We’re going to be kicking things off with a live stream at 3:00 PM EDT today on Then, join us at 7:30 PM for a live blog / chat during the derby. Tomorrow, we’ve got some special posts planned as part of the All-Star festivities, and you’ll be able to join us again for a live blog / chat during the actual game. Wrapping it all up on Wednesday, Sam Miller will deliver a special edition of the Annotated Box Score.

And The Rest

Team America beat Team World at last night’s All-Star Futures game ([Getting Blanked] yeah) 6-4, with Oakland Athletics prospect Grant Green taking home the MVP award thanks to his two run producing doubles. Bryce Harper went zero for four, and had an offline throw to the plate that cost the winning team a run.

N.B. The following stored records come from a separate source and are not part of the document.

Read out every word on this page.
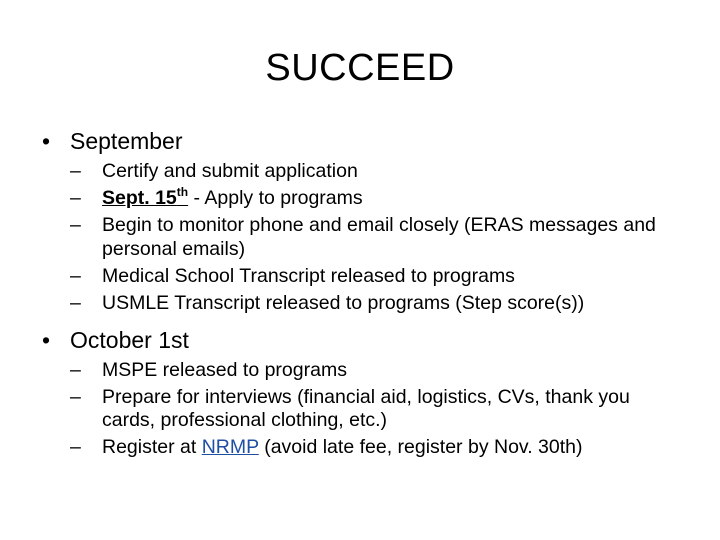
SUCCEED
• September
– Certify and submit application
– Sept. 15th - Apply to programs
– Begin to monitor phone and email closely (ERAS messages and personal emails)
– Medical School Transcript released to programs
– USMLE Transcript released to programs (Step score(s))
• October 1st
– MSPE released to programs
– Prepare for interviews (financial aid, logistics, CVs, thank you cards, professional clothing, etc.)
– Register at NRMP (avoid late fee, register by Nov. 30th)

NOOOOOOOOO! The Toronto Blue Jays are the least popular baseball team in America. Will we, as a nation, ever recover?

Derek Jeter did something or other over the weekend. Of course, I tease. This is an incredible accomplishment, especially from a position that’s so typically light hitting. I mean 3,000 home runs is huge.

Tampa Bay Rays manager enjoys poking bears with sticks in his spare time.

Carlos Beltran said that he’d waive his no trade clause to come and play for the San Francisco Giants. Make this happen, please.

In unlikable and old third basemen news, Chipper Jones and Alex Rodriguez both require knee surgery and are expected to miss several weeks of baseball.

After watching a man fall to his death at a Texas Rangers game while trying to catch a foul ball that he flipped to him, Josh Hamilton is showing no negative effects.

Kevin Gregg doesn’t just play a douche bag on the Baltimore Orioles, he is one in real life.

Cole Hamels has poison oak. Not so pretty now, are you Hamels?

Really Gordon Beckham? Really? What are you, a hockey player?

Chicago Cubs starter Ryan Dempster and manager Mike Quade got into it over the weekend.